Huffman promised to revisit the law amid the uproar to clarify what the law’s exception for the life of the mother meant. But lawmakers did not reach an agreement during the lame-duck session, the period between Election Day and January.

“There just wasn’t consensus about exactly how to proceed with all of that,” Huffman said.

Instead, the legislature set aside money for crisis pregnancy centers and created a new grant program for adoptive families, doing away with a tax credit that Huffman said few families could take advantage of in the past.

“What we’re trying to eliminate as much as possible is people having an abortion because of the financial cost,” he said.

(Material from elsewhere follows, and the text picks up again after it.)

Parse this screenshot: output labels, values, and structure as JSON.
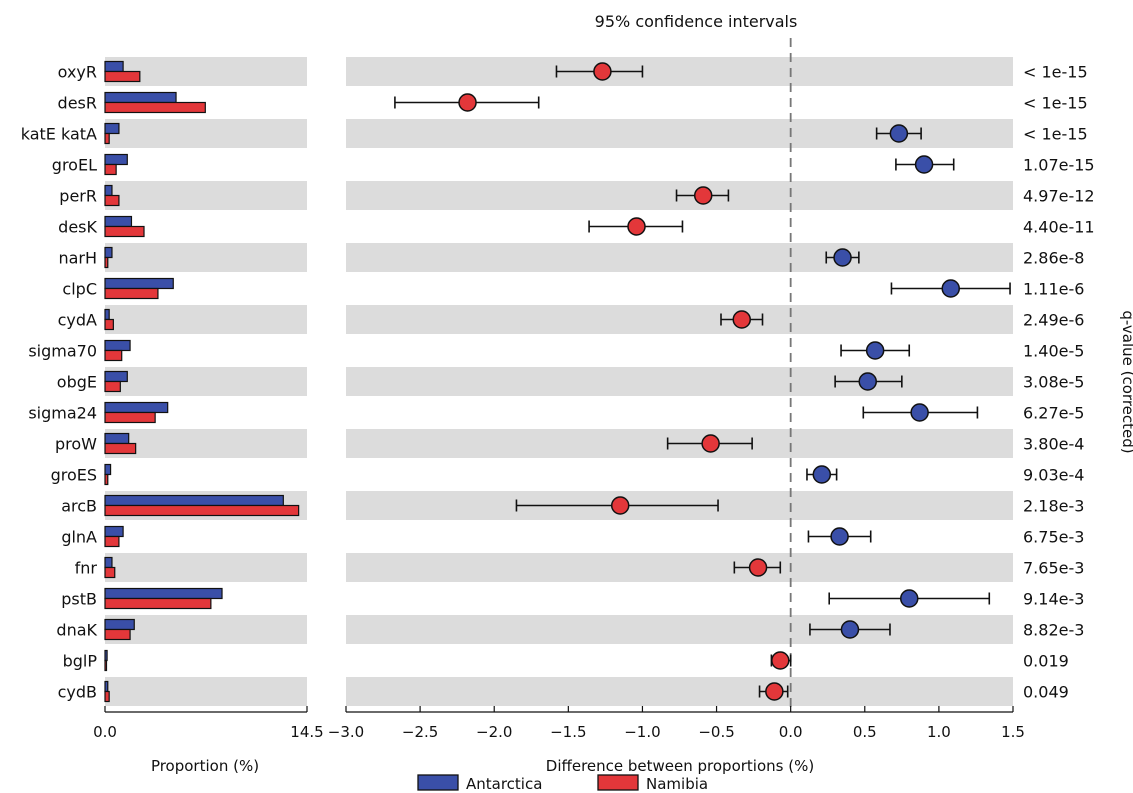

Redistricting battle draws ire from court

The two men from Lima drew the ire of the Ohio Supreme Court last year for their role on the state’s redistricting committee, whose legislative maps were repeatedly rejected by the court for reportedly violating the state’s new anti-gerrymandering constitutional amendment, which Huffman himself helped pass.

The widely publicized battle dragged on for months, resulting in a second primary and a federal court order requiring the state to use the committee’s original maps for the 2022 election.

“The constitutional amendment was good in theory,” Cupp said. “In practice, as in many cases, it didn’t work out as it thought it would.”

At issue was whether the amendment required proportional representation, which would divide the districts between Republicans and Democrats based on the percentage of votes each party received in the prior election, about a 54-46 split favoring Republicans, and how that would apply for tossup districts and those that slightly favored one party.

“There is no requirement that they comply with some proportionality, because that doesn’t get taken into effect unless you violate the other rules,” like dividing political subdivisions, said Huffman, who helped push for the constitutional amendment. Once the third map was rejected, he said, it “became clear that the Supreme Court was drawing the map.”

The commission will reconvene this year to draw maps for the 2024 election, this time with some new members on the Ohio Supreme Court.